KAI RYSSDAL: Big money over in Shanghai today. The state-run Bank of China has become China's biggest public stock offering. Ever. It was the first big company to list on China's domestic stock exchange since Beijing lifted a year-old ban on new stock offerings last month. The bank raised $2.5 billion. Much of it was from individual Chinese investors, and that's just what China wanted to happen.
Marketplace's Jocelyn Ford reports.
JOCELYN FORD: Chinese investors are sitting on $4 trillion worth of savings. And they are starving for quality shares to buy. So, today when the Bank of China offered them a chance, they pushed its share price up 23 percent. It was a rare opportunity.

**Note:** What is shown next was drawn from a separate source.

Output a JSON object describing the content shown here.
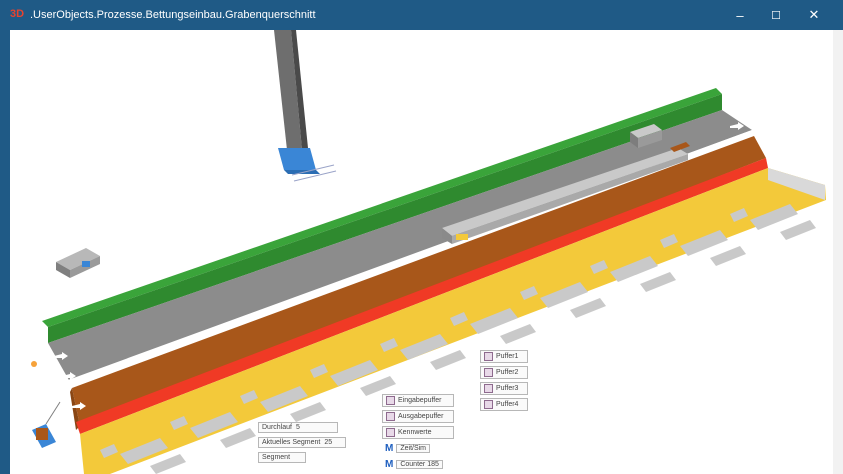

China's corporate best and brightest go to New York or Hong Kong to list their shares. They can raise more cash overseas because there is more money sloshing around in these older and better-regulated markets.The Shanghai stock exchange is seen as more of a seedy casino.

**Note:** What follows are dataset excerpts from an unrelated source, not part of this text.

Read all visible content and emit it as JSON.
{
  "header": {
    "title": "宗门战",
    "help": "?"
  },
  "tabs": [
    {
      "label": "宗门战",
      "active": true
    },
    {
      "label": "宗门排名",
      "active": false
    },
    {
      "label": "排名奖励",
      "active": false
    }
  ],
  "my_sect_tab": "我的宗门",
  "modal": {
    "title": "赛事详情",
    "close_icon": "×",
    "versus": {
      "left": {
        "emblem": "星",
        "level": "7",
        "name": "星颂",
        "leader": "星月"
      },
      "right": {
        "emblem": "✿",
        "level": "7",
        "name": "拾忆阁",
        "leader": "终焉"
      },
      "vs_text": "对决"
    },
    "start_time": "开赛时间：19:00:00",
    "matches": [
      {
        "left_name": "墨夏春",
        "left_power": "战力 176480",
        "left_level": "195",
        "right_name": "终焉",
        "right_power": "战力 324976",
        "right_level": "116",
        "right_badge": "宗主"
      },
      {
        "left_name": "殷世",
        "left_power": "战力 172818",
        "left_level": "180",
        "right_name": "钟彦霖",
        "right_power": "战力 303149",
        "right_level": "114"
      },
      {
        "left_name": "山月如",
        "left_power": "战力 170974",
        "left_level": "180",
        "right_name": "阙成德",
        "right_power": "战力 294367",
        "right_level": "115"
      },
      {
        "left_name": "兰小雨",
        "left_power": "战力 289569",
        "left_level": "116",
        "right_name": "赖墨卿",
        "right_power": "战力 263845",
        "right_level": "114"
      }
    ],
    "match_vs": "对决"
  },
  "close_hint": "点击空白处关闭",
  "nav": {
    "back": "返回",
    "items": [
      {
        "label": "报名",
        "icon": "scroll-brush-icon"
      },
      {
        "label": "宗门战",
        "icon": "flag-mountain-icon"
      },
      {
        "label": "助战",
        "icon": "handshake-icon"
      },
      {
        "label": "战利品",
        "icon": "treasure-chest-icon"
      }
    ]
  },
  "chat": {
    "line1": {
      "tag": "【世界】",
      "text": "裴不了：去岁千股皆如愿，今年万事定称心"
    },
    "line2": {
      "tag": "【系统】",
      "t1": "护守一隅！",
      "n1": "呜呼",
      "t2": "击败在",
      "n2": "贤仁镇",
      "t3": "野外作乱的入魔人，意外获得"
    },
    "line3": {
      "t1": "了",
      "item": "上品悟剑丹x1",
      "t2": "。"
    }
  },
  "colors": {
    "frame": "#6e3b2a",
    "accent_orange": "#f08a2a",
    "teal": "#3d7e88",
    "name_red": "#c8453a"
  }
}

Andy Rothman, an analyst at CLSA, says the Bank of China's homecoming suggests Beijing wants to change that.
ANDY ROTHMAN: It's a good sign that the Chinese government and, more importantly, the communist party is seriously committed to creating a real stock market in China, something they don't have right now.
FORD: What's lacking?
ROTHMAN: A lot: good quality companies, good supervision and regulation to prevent fraud and insider trading, and better research.
China is also enticing investors by offering easy borrowing. From next month, investors will be able to borrow money from brokerages to invest in shares. This is a norm in many other countries, but it's new to China. And it worries analysts like Fraser Howie, author of a book on China's stock markets.
FRASER HOWIE: In China, so many times these things have been abused. And the potential for disaster is large.
He's worried if leveraged investors lose a lot of money, they could get cold feet again and yank their cash out of the market.
In Beijing, I'm Jocelyn Ford for Marketplace.